Au moment où vous avez défini votre poste, vous avez listé un certain nombre de compétences indispensables (avec plusieurs critères) et d’autres plus secondaires. Par exemple, vous cherchez un chauffeur de tracteur, sachant manipuler des outils spécifiques : tous les candidats ne présentant pas ces compétences qui vous sont indispensables, devront être écartés. Vous apprécieriez par ailleurs, qu’il soit aussi mécanicien, même si cette compétence vous semble secondaire. Alors nous vous conseillons de ne pas rejeter les candidats qui présenteraient les deux premiers critères, mais pas celui-ci. Le mouton à 5 pattes n’existe pas, et ce serait dommage de passer à côté d’un bon candidat. Leur motivation est aussi un facteur important. S’il manque certaines compétences à un candidat qui vous a plu, peut-être est-il envisageable que vous lui transmettiez ce qui lui manque. D’autres salariés peuvent aussi avoir ce rôle d’accompagnement ou de tutorat. Vous pouvez enfin vous renseigner auprès des chambres d’agriculture et des organismes de formation pour une éventuelle formation complémentaire.

Est-ce à dire au fond que les difficultés de recrutement en agriculture ne sont pas seulement liées à la pénurie de candidats, mais que les méthodes employées pour recruter ne sont pas toujours les bonnes ?

Ces deux éléments interfèrent en réalité. Le secteur a un problème d’attractivité et donc peine à attirer les candidats. Les métiers de l’agriculture sont aussi très peu promus auprès du grand public aujourd’hui. Donc tout cela fait qu’ils seront peu à venir postuler spontanément dans le secteur agricole. Les entreprises ne communiquent pas non plus assez sur leurs besoins. Elles ne font pas suffisamment la promotion de leurs postes.

Les exploitants agricoles font-ils de plus en plus appel à des cabinets de recrutement pour trouver un salarié ?

Ils font de plus en plus appel à nous, parce que le secteur agricole évolue et que, de fait, cela se traduit par des besoins en recrutement de plus en plus importants.
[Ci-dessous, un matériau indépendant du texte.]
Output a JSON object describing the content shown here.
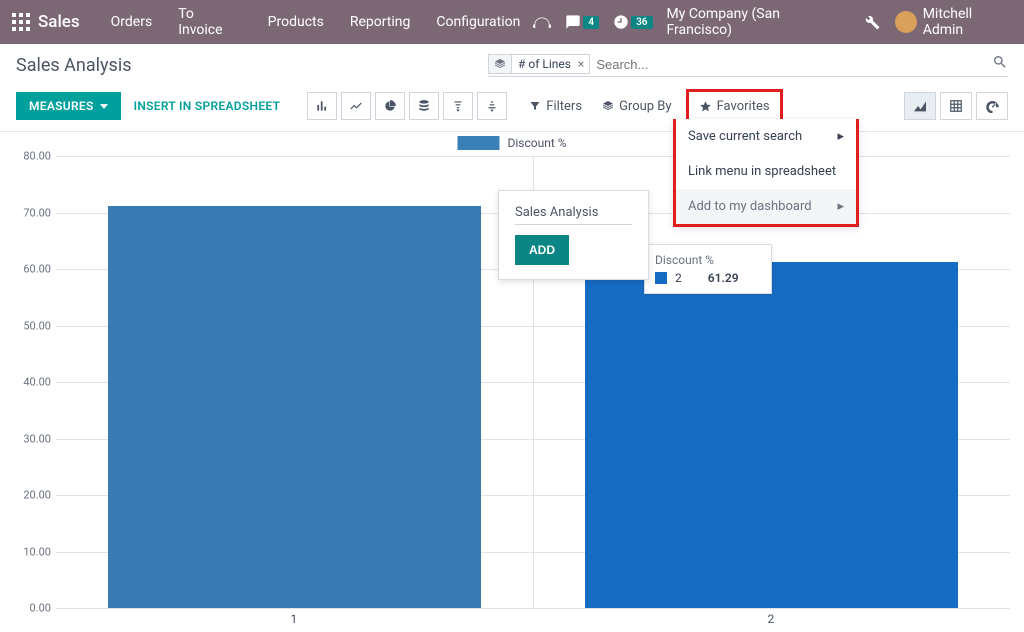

Nous sommes donc davantage sollicités par les exploitants. Nos demandes en cours concernent du personnel administratif, ou encore des chefs de cultures. Ce sont en général les grosses exploitations qui font appel à nous. Nous les accompagnons et conseillons à chaque étape. Nous pratiquons aussi l’approche directe en sollicitant directement des personnes en poste. L’important est que l’employeur puisse comparer les profils, les compétences et prendre la meilleure décision. Nous assistons par ailleurs aux entretiens, et lui préparons parfois des grilles d’entretien, avec la liste des compétences indispensables et secondaires : ces grilles vont lui permettre de prendre du recul, de cadrer l’échange au-delà des affinités spontanées, et d’accumuler les indices qui l’aideront dans sa décision finale.

Le recrutement est devenu aujourd’hui un facteur limitant de développement. N’avez-vous pas le sentiment d’une prise de conscience du milieu agricole et de ses chefs d’entreprise sur ces questions ?

Certains ont en effet compris que le recrutement nécessitait un peu de méthode, mais d’autres se satisfont encore d’une simple annonce. Je dis toujours à mes clients : « Ne croyez pas que les gens feront la queue pour travailler chez vous. » Trop nombreux sont aujourd’hui ceux qui cherchent à embaucher. Nous assistons à une reprise d’activité générale, avec un plus grand dynamisme autour de l’emploi. Des efforts de communication sont donc indispensables pour tenter d’attirer des candidats qui ont le choix des offres. Et pour faire la différence, il faut réfléchir à la manière de parvenir à intéresser à votre entreprise et au poste que vous proposez. La rédaction de votre annonce est décisive, sa diffusion également.